Se il pensiero di Brendon Moeller sotto l’alter ego Echologist è quello di ridare ossigeno alla space techno / dub techno allora questo EP è una boccata d’aria buona. Il sudafricano, spesso sotto vari pseudonimi, non è certo l’unico esempio della parte più oscura della techno, ma il crocevia futuristico-sperimentale di questo suo ultimo lavoro non poteva arrivare in un momento migliore. Sarà per la mancanza di rinnovamento del genere e per l’anima da ricercatore di suoni, ma Moeller non può mai tirarsi indietro dallo sperimentare sempre nuove possibilità sonore, tenendosi lontano mille miglia dalla moltitudine di dischi techno che escono ogni settimana.
I paesaggi dub di Brendon sono spesso in continua mutazione. Sempre violando i confini musicali di dov’era stato prima e prendendo spunti dal jazz, dub, afrobeat e psichedelia, Moeller porta i suoi lavori più perspicaci di ricerca techno degli ultimi anni da un club all’altro e da un etichetta all’altra. “Geographic” è il nome di questa inesauribile profondità musicale, ovvero il titolo del nuovo EP composto di quattro tracce e destinato a M_Rec.
Un terreno ricco di suoni eterogenei e ritmi incessanti che donano sostanza ed elementi vitali a questa natura troppo spesso sfruttata e quindi bisognosa di prodotti fertili. Questo disco, a mio modesto parere, non sarà fondamentale, ma si tratta sicuramente di un elemento prolifico da avere e su cui soffermarsi per riflettere sull’andamento della techno in futuro. Un lavoro non inteso come “prima pietra” quindi, ma parte integrante della sua costruzione sonora che va anche ad aggiungersi a quella techno selvaggia e cruda del panorama odierno berlinese.
“Impossibility” è la traccia d’apertura: un viaggio oscuro e sexy al tempo stesso, con la sua grancassa, il basso che dirigono l’andamento e le melodie analogiche interrotte da suoni taglienti e progghy. “Geographica” è più sperimentale, viaggia tra crudezza, distorsione e suoni industrial appoggiati a una cassa in continua mutazione.
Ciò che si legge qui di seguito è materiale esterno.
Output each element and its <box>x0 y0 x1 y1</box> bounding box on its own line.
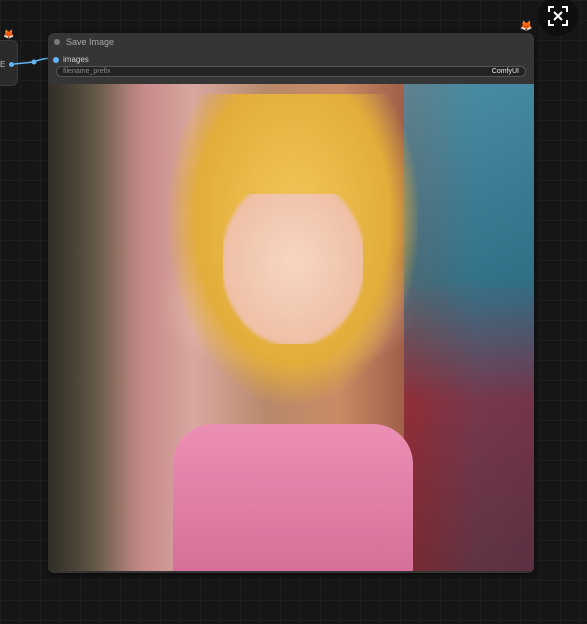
collapse-dot-icon[interactable] <box>54 39 60 45</box>
save-image-node[interactable]: Save Image images filename_prefix ComfyU… <box>48 33 534 573</box>
widget-name: filename_prefix <box>63 68 111 75</box>
input-slot-label: images <box>63 55 89 64</box>
previous-node-output-slot[interactable] <box>9 62 14 67</box>
input-slot-dot-icon[interactable] <box>53 56 59 63</box>
image-face <box>223 194 363 344</box>
widget-value: ComfyUI <box>491 68 519 75</box>
image-graffiti <box>404 84 534 571</box>
image-dress <box>173 424 413 571</box>
image-preview[interactable] <box>48 84 534 571</box>
previous-node-output-label: E <box>0 60 6 69</box>
node-title: Save Image <box>66 37 115 47</box>
fox-badge-icon: 🦊 <box>3 29 15 39</box>
input-slot-images[interactable]: images <box>53 55 89 64</box>
fit-view-button[interactable] <box>538 0 578 36</box>
link-midpoint <box>31 59 37 65</box>
image-wall-left <box>48 84 128 571</box>
fit-view-icon <box>548 6 568 26</box>
node-header[interactable]: Save Image <box>48 33 534 51</box>
filename-prefix-field[interactable]: filename_prefix ComfyUI <box>56 66 526 77</box>
fox-badge-icon: 🦊 <box>520 21 533 32</box>
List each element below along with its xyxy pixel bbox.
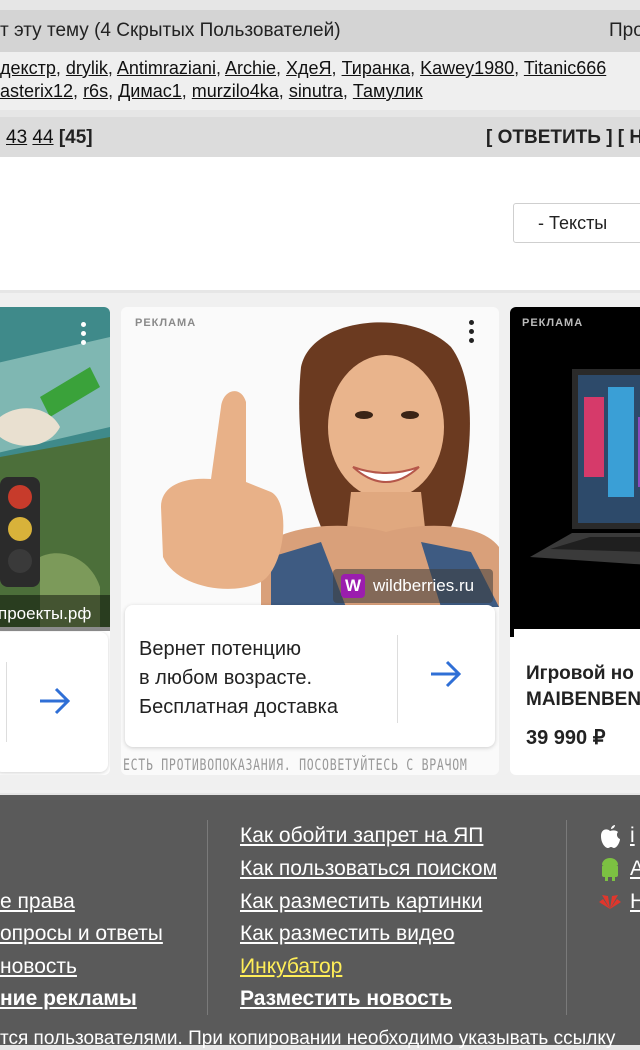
- footer-link-incubator[interactable]: Инкубатор: [240, 955, 342, 979]
- ad2-headline: Вернет потенцию в любом возрасте. Беспла…: [139, 638, 338, 718]
- user-link[interactable]: Kawey1980: [420, 58, 514, 78]
- section-select[interactable]: - Тексты: [513, 203, 640, 243]
- user-link[interactable]: Antimraziani: [117, 58, 216, 78]
- ad3-label: РЕКЛАМА: [522, 317, 584, 329]
- footer-link-android[interactable]: A: [630, 857, 640, 881]
- ad2-info-box: Вернет потенцию в любом возрасте. Беспла…: [125, 605, 495, 747]
- topic-right-text: Про: [609, 20, 640, 41]
- ad1-comic-image: [0, 307, 110, 627]
- ad-card-1[interactable]: проекты.рф: [0, 307, 110, 775]
- ad1-menu-icon[interactable]: [81, 322, 87, 349]
- ad3-model: MAIBENBEN: [526, 689, 640, 710]
- ad3-info-box: Игровой но MAIBENBEN 39 990 ₽: [514, 629, 640, 769]
- user-link[interactable]: Димас1: [118, 81, 182, 101]
- user-link[interactable]: drylik: [66, 58, 108, 78]
- reply-button[interactable]: [ ОТВЕТИТЬ ] [ НО: [486, 127, 640, 149]
- user-link[interactable]: Archie: [225, 58, 276, 78]
- footer: е права опросы и ответы новость ние рекл…: [0, 795, 640, 1045]
- user-link[interactable]: Тиранка: [342, 58, 411, 78]
- footer-link-news[interactable]: новость: [0, 955, 77, 979]
- footer-link-huawei[interactable]: H: [630, 890, 640, 914]
- wildberries-logo-icon: W: [341, 574, 365, 598]
- ad1-domain: проекты.рф: [0, 604, 92, 623]
- user-link[interactable]: murzilo4ka: [192, 81, 279, 101]
- ad2-brand-badge: W wildberries.ru: [333, 569, 493, 603]
- users-line-1: декстр, drylik, Antimraziani, Archie, Хд…: [0, 58, 607, 78]
- page-link[interactable]: 44: [32, 127, 53, 148]
- footer-link-ads[interactable]: ние рекламы: [0, 987, 137, 1011]
- pagination: 43 44 [45]: [6, 127, 93, 149]
- user-link[interactable]: asterix12: [0, 81, 73, 101]
- arrow-right-icon[interactable]: [38, 686, 72, 716]
- huawei-icon: [599, 895, 621, 909]
- footer-link-video-help[interactable]: Как разместить видео: [240, 922, 455, 946]
- user-link[interactable]: ХдеЯ: [286, 58, 332, 78]
- apple-icon: [601, 825, 620, 848]
- user-link[interactable]: декстр: [0, 58, 56, 78]
- user-link[interactable]: r6s: [83, 81, 108, 101]
- footer-link-rights[interactable]: е права: [0, 890, 75, 914]
- user-link[interactable]: Titanic666: [524, 58, 606, 78]
- topic-viewers-text: т эту тему (4 Скрытых Пользователей): [0, 20, 341, 41]
- copyright-text: тся пользователями. При копировании необ…: [0, 1028, 616, 1049]
- page-link[interactable]: 43: [6, 127, 27, 148]
- ad3-price: 39 990 ₽: [526, 727, 606, 749]
- ad1-info-box: [0, 632, 108, 772]
- ad2-woman-photo: [161, 322, 499, 607]
- ad2-disclaimer: ЕСТЬ ПРОТИВОПОКАЗАНИЯ. ПОСОВЕТУЙТЕСЬ С В…: [123, 755, 468, 774]
- footer-link-faq[interactable]: опросы и ответы: [0, 922, 163, 946]
- ad-card-2[interactable]: РЕКЛАМА W wildberries.ru Вернет потенцию…: [121, 307, 499, 775]
- footer-link-post-news[interactable]: Разместить новость: [240, 987, 452, 1011]
- users-line-2: asterix12, r6s, Димас1, murzilo4ka, sinu…: [0, 81, 423, 101]
- footer-link-ios[interactable]: i: [630, 824, 635, 848]
- ad-card-3[interactable]: РЕКЛАМА Игровой но MAIBENBEN 39 990 ₽: [510, 307, 640, 775]
- user-link[interactable]: Тамулик: [353, 81, 423, 101]
- arrow-right-icon[interactable]: [429, 659, 463, 689]
- ad2-brand: wildberries.ru: [373, 576, 475, 595]
- footer-link-search-help[interactable]: Как пользоваться поиском: [240, 857, 497, 881]
- current-page: [45]: [58, 127, 93, 148]
- android-icon: [602, 858, 618, 881]
- ad3-title: Игровой но: [526, 663, 634, 684]
- ad3-laptop-image: [530, 369, 640, 565]
- user-link[interactable]: sinutra: [289, 81, 343, 101]
- footer-link-images-help[interactable]: Как разместить картинки: [240, 890, 482, 914]
- footer-link-bypass[interactable]: Как обойти запрет на ЯП: [240, 824, 483, 848]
Roba materializzata con strumenti “veri”, fatti di transistor e condensatori. “Too Far Gong” è un brano opprimente e inquietante, forse l’arma preferita di Moeller, che non disdegna di intavolare discorsi di tech-violence su tappeti di bpm ben definiti, senza variazioni di rilievo. Sulla medesima traiettoria rimane “Drug Company” a chiudere il disco: dalla fabbrica Echologist un altro pezzo estremamente crudo, costruito sfruttando i principi della forza gravitazionale, spinte di bassi e suoni penetranti che immobilizzano e fluidificano corpo e cervello.
Un lavoro complesso e violento, che non può limitarsi a pochi ascolti e che racchiude alcuni spunti interessanti. Godiamoci questo EP senza troppe domande, magari la prossima volta ci spiegherà per cosa è così arrabbiato.